Walking an Irish hillside once, I was stunned, as everyone is, by the performance of a skylark. Falling-warbling, a chunked gob of pure kamikaze watermusic, unbelievably fluid and beyond any melody. Poets never achieve the skylark’s free-fall, but they aspire, especially in short poems, to the condition.

But what is this fountain of sound? What are the birds do­ing? One of the loveliest scientific ideas that I know of is Rudolf Steiner’s understanding of how plants are part of sonic systems, re­sponding subtly to swallow wingbeats, pre-dawn warbling, and the flamboyant swamp-choruses of the peepers. Certain sounds waken cellular functions. Minute mouthlike openings called stomata, for ex­ample, which plants use to exchange various aerosols and mists with the surrounding atmosphere, seem to be triggered by a combina­tion of musical frequencies and harmonics. The birds are helping the plants! Recent researchers have found that Vivaldi, some Indian raga melodies, and Bach’s E-major concerto for the violin also stimulates cells to action. We intuitively hope and feel that this is true. Birdsong and Bach and the longing of the sitar should be meshing with the mysteries of seed germination and plant growth. O let the poems we say plump out the peaches!

These unifying metaphors, or facts, are certainly not foreign to Rumi’s vision of the dance.
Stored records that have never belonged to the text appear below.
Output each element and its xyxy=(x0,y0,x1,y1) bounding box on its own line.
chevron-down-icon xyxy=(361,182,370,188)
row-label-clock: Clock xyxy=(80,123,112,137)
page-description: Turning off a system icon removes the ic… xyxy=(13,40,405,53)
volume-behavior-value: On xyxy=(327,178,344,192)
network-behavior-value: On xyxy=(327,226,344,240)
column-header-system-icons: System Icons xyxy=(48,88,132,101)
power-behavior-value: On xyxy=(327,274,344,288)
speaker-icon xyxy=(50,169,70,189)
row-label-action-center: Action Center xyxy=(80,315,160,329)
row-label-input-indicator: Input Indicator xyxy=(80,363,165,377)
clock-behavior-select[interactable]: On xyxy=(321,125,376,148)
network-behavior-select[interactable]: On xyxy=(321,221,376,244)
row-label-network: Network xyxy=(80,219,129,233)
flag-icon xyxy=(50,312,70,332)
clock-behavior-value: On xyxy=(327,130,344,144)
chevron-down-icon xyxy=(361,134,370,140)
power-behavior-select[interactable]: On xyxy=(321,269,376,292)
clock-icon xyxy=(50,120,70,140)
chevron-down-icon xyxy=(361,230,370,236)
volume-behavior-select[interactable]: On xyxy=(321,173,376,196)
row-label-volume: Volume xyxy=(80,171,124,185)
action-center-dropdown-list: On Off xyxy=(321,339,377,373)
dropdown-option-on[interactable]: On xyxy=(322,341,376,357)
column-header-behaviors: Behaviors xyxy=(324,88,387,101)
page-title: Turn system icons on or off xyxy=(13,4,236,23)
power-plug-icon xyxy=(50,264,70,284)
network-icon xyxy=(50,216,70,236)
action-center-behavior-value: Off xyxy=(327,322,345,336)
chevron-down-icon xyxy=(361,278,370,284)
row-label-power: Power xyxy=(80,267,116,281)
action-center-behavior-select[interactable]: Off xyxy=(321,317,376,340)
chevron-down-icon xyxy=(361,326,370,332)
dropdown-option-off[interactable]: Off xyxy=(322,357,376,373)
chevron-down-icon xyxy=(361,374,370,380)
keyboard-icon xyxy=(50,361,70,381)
Every forest branch moves differently in the breeze, but as they sway, they connect at the roots.
—Coleman Barks

There is a desert I long to be walking,
a wide emptiness,
peace beyond any
understanding of it.

Birdsong brings relief To my longing.
I am just as ecstatic as they are,
but with nothing to say!
Please, universal soul, practice some song, or something, through me!

People want you to be happy.
Don’t keep serving them your pain!
If you could untie your wings and free your soul of jealousy,
you and everyone around you would fly up like doves.

You’re not a slave, you’re a king.
If you want something, release the wish and let it light
on its desire, completely free of the personal.
Then sit and sound the drum of nothing, nothing.

As essence turns to ocean,
the particles glisten.
Watch how in this candleflame instant
blaze all the moments you have lived.

Lo I am with you always, you promised that,
and when I realized it was true, my soul flared up.
Any unhappiness comes from forgetting.
Remember, and be back close with the Friend.